In halting the pay reporting policy, Neomi Rao, then Office of Information and Regulatory Affairs administrator (and yes, now Trump’s nominee to replace Brett Kavanaugh at the appellate court level), said the requirement was “enormously burdensome” for business.
A federal judge, it turns out, disagrees. District Judge Tanya Chutkan in D.C. ruled on Monday that the administration had failed to demonstrate the burden Rao had described and ordered the government’s data collection to proceed.
The policy will require employers with at least 100 workers to disclose pay data by race and gender, adding to what they already report to the EEOC on an existing form called the EEO-1. Under Obama, the EEOC had planned to publish aggregate data for the public. When the policy was first introduced, the Obama White House said it would lay “important groundwork for progress toward achieving equal pay” by encouraging employers to evaluate their current pay practices. But industry groups, including the Chamber of Commerce, pushed back, saying the reporting would cost firms $1.3 billion collectively (compared to the EEOC’s $25 million estimate) and invite litigation.

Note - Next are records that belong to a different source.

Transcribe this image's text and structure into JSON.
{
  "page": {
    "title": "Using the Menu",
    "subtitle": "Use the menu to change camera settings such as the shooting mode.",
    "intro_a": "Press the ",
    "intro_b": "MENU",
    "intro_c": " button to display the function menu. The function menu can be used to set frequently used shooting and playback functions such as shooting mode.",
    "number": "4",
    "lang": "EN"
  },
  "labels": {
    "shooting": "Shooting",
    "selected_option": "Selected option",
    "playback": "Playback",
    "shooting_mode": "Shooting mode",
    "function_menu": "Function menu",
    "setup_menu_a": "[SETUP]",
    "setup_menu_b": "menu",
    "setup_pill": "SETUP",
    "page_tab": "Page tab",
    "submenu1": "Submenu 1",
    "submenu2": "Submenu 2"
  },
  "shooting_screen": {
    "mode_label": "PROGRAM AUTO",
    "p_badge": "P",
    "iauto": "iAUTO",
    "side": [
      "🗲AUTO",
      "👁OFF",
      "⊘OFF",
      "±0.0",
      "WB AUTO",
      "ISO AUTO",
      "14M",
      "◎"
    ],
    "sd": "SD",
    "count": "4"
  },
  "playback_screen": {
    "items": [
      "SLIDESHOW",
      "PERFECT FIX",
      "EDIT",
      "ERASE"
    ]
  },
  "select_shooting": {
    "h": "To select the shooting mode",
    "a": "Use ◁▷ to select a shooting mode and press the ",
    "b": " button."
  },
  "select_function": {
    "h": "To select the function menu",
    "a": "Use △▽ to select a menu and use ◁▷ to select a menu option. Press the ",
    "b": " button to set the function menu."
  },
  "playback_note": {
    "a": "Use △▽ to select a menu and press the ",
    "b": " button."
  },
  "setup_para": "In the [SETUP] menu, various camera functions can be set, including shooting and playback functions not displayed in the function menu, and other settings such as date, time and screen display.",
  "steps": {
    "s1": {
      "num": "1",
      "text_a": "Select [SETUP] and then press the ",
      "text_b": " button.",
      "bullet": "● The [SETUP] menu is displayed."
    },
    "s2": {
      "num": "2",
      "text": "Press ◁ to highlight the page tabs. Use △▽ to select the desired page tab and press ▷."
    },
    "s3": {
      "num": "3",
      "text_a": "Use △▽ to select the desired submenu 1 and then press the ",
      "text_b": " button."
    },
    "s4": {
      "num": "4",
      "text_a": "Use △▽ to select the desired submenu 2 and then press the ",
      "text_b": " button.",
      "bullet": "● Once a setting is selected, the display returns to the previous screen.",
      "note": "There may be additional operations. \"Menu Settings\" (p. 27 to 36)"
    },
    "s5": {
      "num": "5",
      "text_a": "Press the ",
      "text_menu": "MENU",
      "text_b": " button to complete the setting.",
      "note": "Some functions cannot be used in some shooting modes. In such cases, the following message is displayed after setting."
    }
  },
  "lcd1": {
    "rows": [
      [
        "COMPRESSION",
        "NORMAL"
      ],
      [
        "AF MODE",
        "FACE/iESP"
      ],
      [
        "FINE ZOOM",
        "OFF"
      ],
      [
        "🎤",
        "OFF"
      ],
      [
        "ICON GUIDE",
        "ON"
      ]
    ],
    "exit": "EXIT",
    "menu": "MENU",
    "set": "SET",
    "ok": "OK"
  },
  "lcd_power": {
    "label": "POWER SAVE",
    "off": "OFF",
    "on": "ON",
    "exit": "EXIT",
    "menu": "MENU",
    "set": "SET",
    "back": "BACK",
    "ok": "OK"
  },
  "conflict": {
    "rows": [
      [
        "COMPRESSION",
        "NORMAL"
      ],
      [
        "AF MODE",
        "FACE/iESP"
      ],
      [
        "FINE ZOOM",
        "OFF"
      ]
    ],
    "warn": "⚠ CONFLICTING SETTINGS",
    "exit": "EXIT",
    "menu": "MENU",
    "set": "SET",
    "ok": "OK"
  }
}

The National Women’s Law Center, which sued the Trump administration alongside other groups for rolling back the rule, called Monday’s decision “a victory for equal pay.”
As equal pay advocates celebrate this win, it’s worth noting just how much the gender pay reporting landscape has changed. Since the Trump administration first scrapped the policy, nations like the U.K. and France have implemented and adopted, respectively, their own reporting rules, more firms have voluntarily identified and closed their gender pay gaps, and some companies—notably Citi—have gone public with their pay gap data; shareholders are pressuring more employers to follow suit.
The Trump administration could appeal Chatkan’s decision, but revisiting the “burden” argument may be hard to do since the data the rule seeks to unearth is now flowing ever more freely.